Avviene così che la mattina dell’11 marzo, quando orsono quarantanni Francesco Lorusso studente già militante di Lotta Continua morì fucilato da un carabiniere, e da allora ogni anno i suoi compagni si ritrovano, il cua minacciando sfracelli, non siano presenti nè rappresentanti delle istituzioni politiche elettive, diciamo il Comune, e neppure dell’Università, diciamo il Rettore e/o qualche suo delegato. Non gli par vero a sindaco e rettore di evitare così l’imbarazzo di una presenza sotto la lapide che ricorda l’omicidio di Francesco : «I compagni di Francesco Lorusso qui assassinato dalla ferocia armata di regime l’11 marzo 1977 sanno che la sua idea di uguaglianza di libertà di amore sopravviverà ad ogni crimine. Francesco è vivo e lotta insieme a noi».

Già, una lapide mai sottoscritta e/o riconosciuta nella sua verità dalle istituzioni politiche tanto quanto accademiche. Sono venuti quando proprio non potevano farne a meno, ma sempre quatti quatti rasente i muri, perchè mai assunsero gli eventi del’77 e l’assassinio di Lorusso nella loro inequivocabile realtà. Ovvero per paradosso l’intransigente volontà militante del cua che dice: Lorusso è nostro, nostra memoria che sindaco e rettore non possono condividere, mette al riparo proprio i poteri costituiti, li conforta nella loro assenza e mancanza, e in un certo qual senso offre giustificazione alla loro vigliaccheria e incapacità di fare i conti con quanto accadde quaranta anni fa. O peggio: offre il dito dietro cui nascondere la loro complicità più o meno dispiegata di allora con i fucilatori in divisa.
Per non dire dell’osceno funerale cileno di Francesco, confinato ai margini della città tra elicotteri e schiere di armati che il sindaco Zangheri accettò, e che purtroppo il movimento subì, funerale che sembra ormai scancellato dalla memoria di questa nostra città rincagnata e ottusa, dimentica della generosità. Nel mentre la vulgata racconta di un movimento del ’77 irremediabilmente violento fin dal suo dna, quasi esplosione di barbarie nella civile e democratica Bologna, che poverina dovette soffrire l’affronto delle sue celebri vetrine frantumate a colpi di pietra. Ma se si rimette sui piedi quel movimento ecco apparire il disegno di una realtà ben diversa. Sul piano generale si può dire che quel movimento era composto di giovani donne e uomini che aspiravano e volevano essere liberi e uguali. Niente di più e niente di meno.

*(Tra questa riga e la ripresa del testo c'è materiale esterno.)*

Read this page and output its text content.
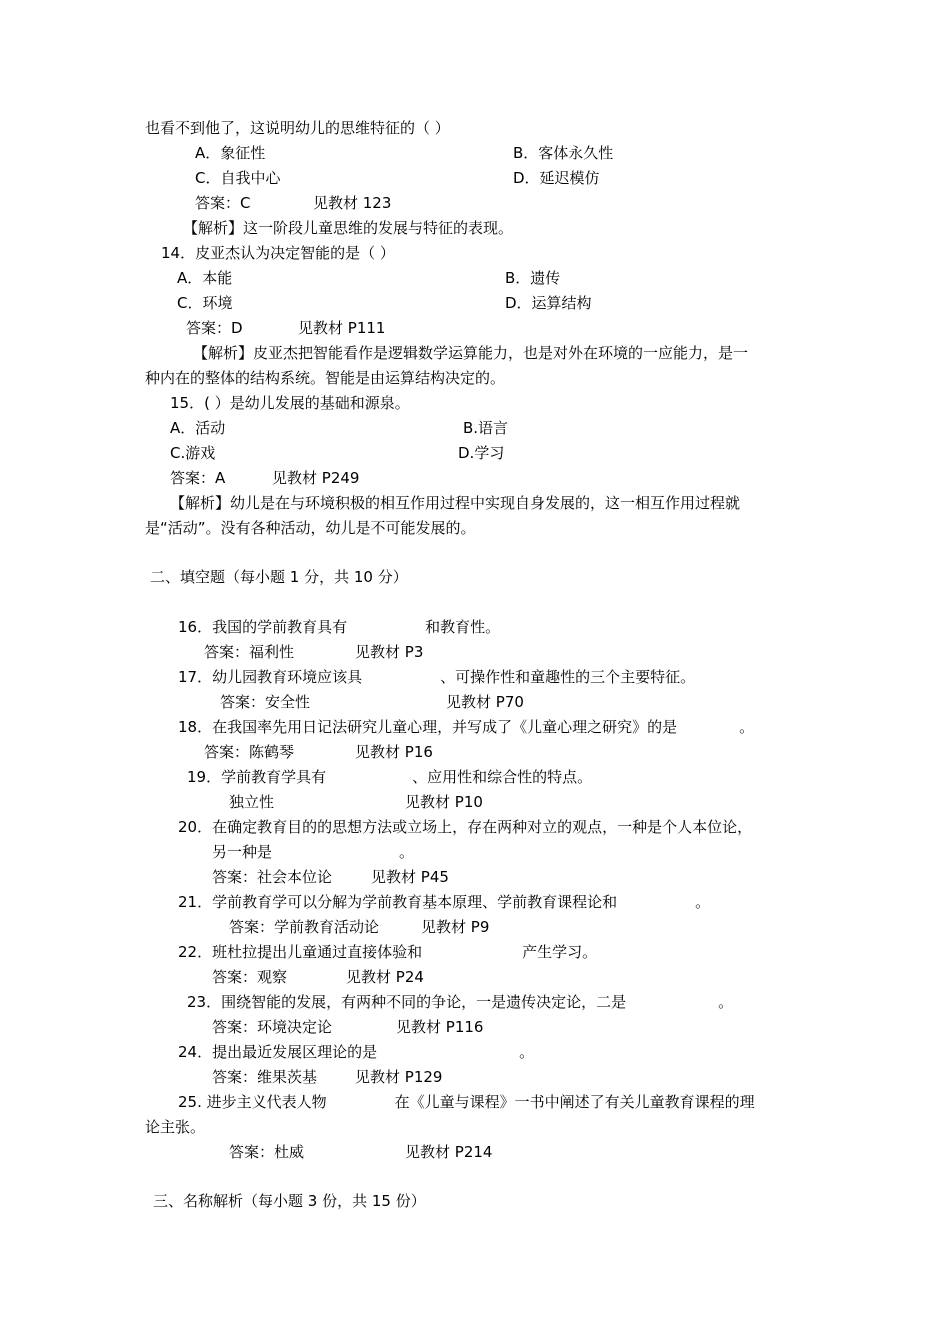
也看不到他了，这说明幼儿的思维特征的（ ）
A．象征性	B．客体永久性
C．自我中心	D．延迟模仿
答案：C	见教材 123
【解析】这一阶段儿童思维的发展与特征的表现。
14．皮亚杰认为决定智能的是（ ）
A．本能	B．遗传
C．环境	D．运算结构
答案：D	见教材 P111
【解析】皮亚杰把智能看作是逻辑数学运算能力，也是对外在环境的一应能力，是一
种内在的整体的结构系统。智能是由运算结构决定的。
15．( ）是幼儿发展的基础和源泉。
A．活动	B.语言
C.游戏	D.学习
答案：A	见教材 P249
【解析】幼儿是在与环境积极的相互作用过程中实现自身发展的，这一相互作用过程就
是“活动”。没有各种活动，幼儿是不可能发展的。
二、填空题（每小题 1 分，共 10 分）
16．我国的学前教育具有	和教育性。
答案：福利性	见教材 P3
17．幼儿园教育环境应该具	、可操作性和童趣性的三个主要特征。
答案：安全性	见教材 P70
18．在我国率先用日记法研究儿童心理，并写成了《儿童心理之研究》的是	。
答案：陈鹤琴	见教材 P16
19．学前教育学具有	、应用性和综合性的特点。
独立性	见教材 P10
20．在确定教育目的的思想方法或立场上，存在两种对立的观点，一种是个人本位论，
另一种是	。
答案：社会本位论	见教材 P45
21．学前教育学可以分解为学前教育基本原理、学前教育课程论和	。
答案：学前教育活动论	见教材 P9
22．班杜拉提出儿童通过直接体验和	产生学习。
答案：观察	见教材 P24
23．围绕智能的发展，有两种不同的争论，一是遗传决定论，二是	。
答案：环境决定论	见教材 P116
24．提出最近发展区理论的是	。
答案：维果茨基	见教材 P129
25. 进步主义代表人物	在《儿童与课程》一书中阐述了有关儿童教育课程的理
论主张。
答案：杜威	见教材 P214
三、名称解析（每小题 3 份，共 15 份）
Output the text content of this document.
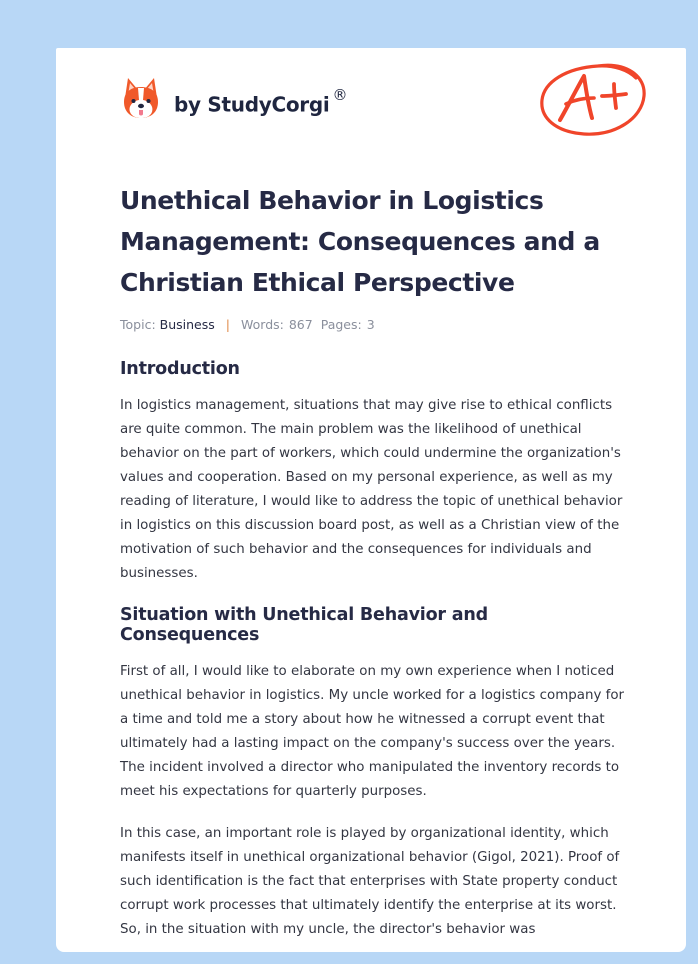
by StudyCorgi ®
Unethical Behavior in Logistics Management: Consequences and a Christian Ethical Perspective
Topic: Business | Words: 867 Pages: 3
Introduction

In logistics management, situations that may give rise to ethical conflicts are quite common. The main problem was the likelihood of unethical behavior on the part of workers, which could undermine the organization's values and cooperation. Based on my personal experience, as well as my reading of literature, I would like to address the topic of unethical behavior in logistics on this discussion board post, as well as a Christian view of the motivation of such behavior and the consequences for individuals and businesses.

Situation with Unethical Behavior and Consequences

First of all, I would like to elaborate on my own experience when I noticed unethical behavior in logistics. My uncle worked for a logistics company for a time and told me a story about how he witnessed a corrupt event that ultimately had a lasting impact on the company's success over the years. The incident involved a director who manipulated the inventory records to meet his expectations for quarterly purposes.

In this case, an important role is played by organizational identity, which manifests itself in unethical organizational behavior (Gigol, 2021). Proof of such identification is the fact that enterprises with State property conduct corrupt work processes that ultimately identify the enterprise at its worst. So, in the situation with my uncle, the director's behavior was
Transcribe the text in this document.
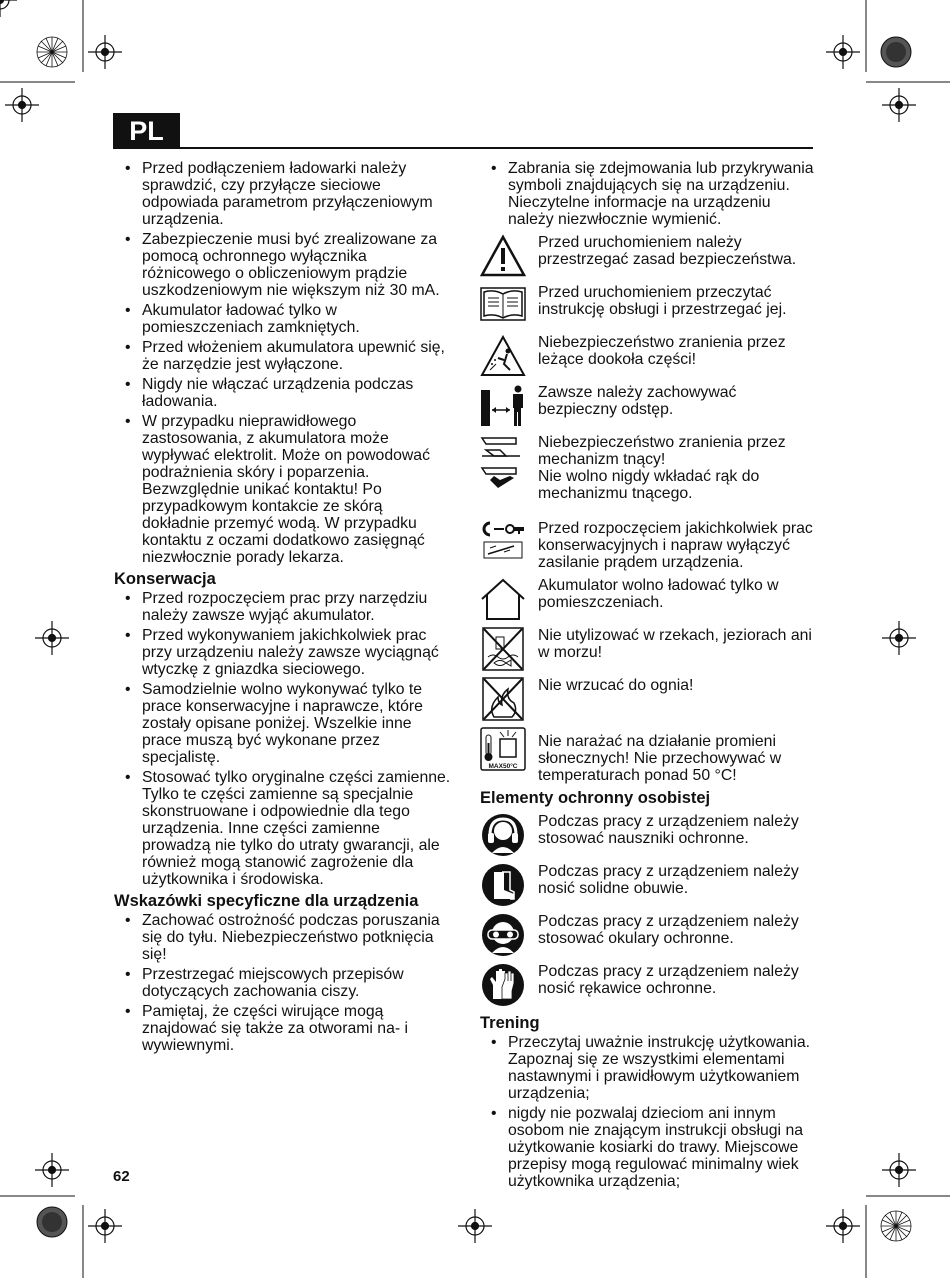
PL
• Przed podłączeniem ładowarki należy sprawdzić, czy przyłącze sieciowe odpowiada parametrom przyłączeniowym urządzenia.
• Zabezpieczenie musi być zrealizowane za pomocą ochronnego wyłącznika różnicowego o obliczeniowym prądzie uszkodzeniowym nie większym niż 30 mA.
• Akumulator ładować tylko w pomieszczeniach zamkniętych.
• Przed włożeniem akumulatora upewnić się, że narzędzie jest wyłączone.
• Nigdy nie włączać urządzenia podczas ładowania.
• W przypadku nieprawidłowego zastosowania, z akumulatora może wypływać elektrolit. Może on powodować podrażnienia skóry i poparzenia. Bezwzględnie unikać kontaktu! Po przypadkowym kontakcie ze skórą dokładnie przemyć wodą. W przypadku kontaktu z oczami dodatkowo zasięgnąć niezwłocznie porady lekarza.
Konserwacja
• Przed rozpoczęciem prac przy narzędziu należy zawsze wyjąć akumulator.
• Przed wykonywaniem jakichkolwiek prac przy urządzeniu należy zawsze wyciągnąć wtyczkę z gniazdka sieciowego.
• Samodzielnie wolno wykonywać tylko te prace konserwacyjne i naprawcze, które zostały opisane poniżej. Wszelkie inne prace muszą być wykonane przez specjalistę.
• Stosować tylko oryginalne części zamienne. Tylko te części zamienne są specjalnie skonstruowane i odpowiednie dla tego urządzenia. Inne części zamienne prowadzą nie tylko do utraty gwarancji, ale również mogą stanowić zagrożenie dla użytkownika i środowiska.
Wskazówki specyficzne dla urządzenia
• Zachować ostrożność podczas poruszania się do tyłu. Niebezpieczeństwo potknięcia się!
• Przestrzegać miejscowych przepisów dotyczących zachowania ciszy.
• Pamiętaj, że części wirujące mogą znajdować się także za otworami na- i wywiewnymi.
• Zabrania się zdejmowania lub przykrywania symboli znajdujących się na urządzeniu. Nieczytelne informacje na urządzeniu należy niezwłocznie wymienić.

Przed uruchomieniem należy przestrzegać zasad bezpieczeństwa.

Przed uruchomieniem przeczytać instrukcję obsługi i przestrzegać jej.

Niebezpieczeństwo zranienia przez leżące dookoła części!

Zawsze należy zachowywać bezpieczny odstęp.

Niebezpieczeństwo zranienia przez mechanizm tnący!

Nie wolno nigdy wkładać rąk do mechanizmu tnącego.

Przed rozpoczęciem jakichkolwiek prac konserwacyjnych i napraw wyłączyć zasilanie prądem urządzenia.

Akumulator wolno ładować tylko w pomieszczeniach.

Nie utylizować w rzekach, jeziorach ani w morzu!

Nie wrzucać do ognia!

MAX50°C

Nie narażać na działanie promieni słonecznych! Nie przechowywać w temperaturach ponad 50 °C!

Elementy ochronny osobistej

Podczas pracy z urządzeniem należy stosować nauszniki ochronne.

Podczas pracy z urządzeniem należy nosić solidne obuwie.

Podczas pracy z urządzeniem należy stosować okulary ochronne.

Podczas pracy z urządzeniem należy nosić rękawice ochronne.

Trening
• Przeczytaj uważnie instrukcję użytkowania. Zapoznaj się ze wszystkimi elementami nastawnymi i prawidłowym użytkowaniem urządzenia;
• nigdy nie pozwalaj dzieciom ani innym osobom nie znającym instrukcji obsługi na użytkowanie kosiarki do trawy. Miejscowe przepisy mogą regulować minimalny wiek użytkownika urządzenia;
62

Nonché volevano autogestire ampi spazi culturali, scientifici, materiali all’interno dell’università e in proiezione anche in città. Con diverso linguaggio: tentavano di definire e praticare un diritto di cittadinanaza “comunista” a Bologna. Ma non in modo utopico e/o totalmente anarchico. Anzi il movimento andò costituendosi attorno a strutture organizzate e di pensiero precise. Innanzitutto A/traverso, il giornale animato essenzialmente da Bifo con in parallelo l’invenzione di Radio Alice, la comunicazione via etere libera e libertaria. Per dirla in termini dotti, A/traverso e Radio Alice costruiscono una vera e propria praxis linguistica rivoluzionaria (Gramsci) su cui non mi soffermo, ma che, se si vuole, è significata dalla diffusione nel movimento di un robusto testo psicofilosofico come l’Antiedipo di Deleuze e Guattari nonchè dalle poesie e dalla poetica di Majakovskij, compreso il suo suicidio – si pensi al ’68 quando buona parte dei militanti agitava, se non leggeva, il libretto rosso di Mao, compendio di approssimate massime di derivazione marxista leninista, e si misurerà la differenza.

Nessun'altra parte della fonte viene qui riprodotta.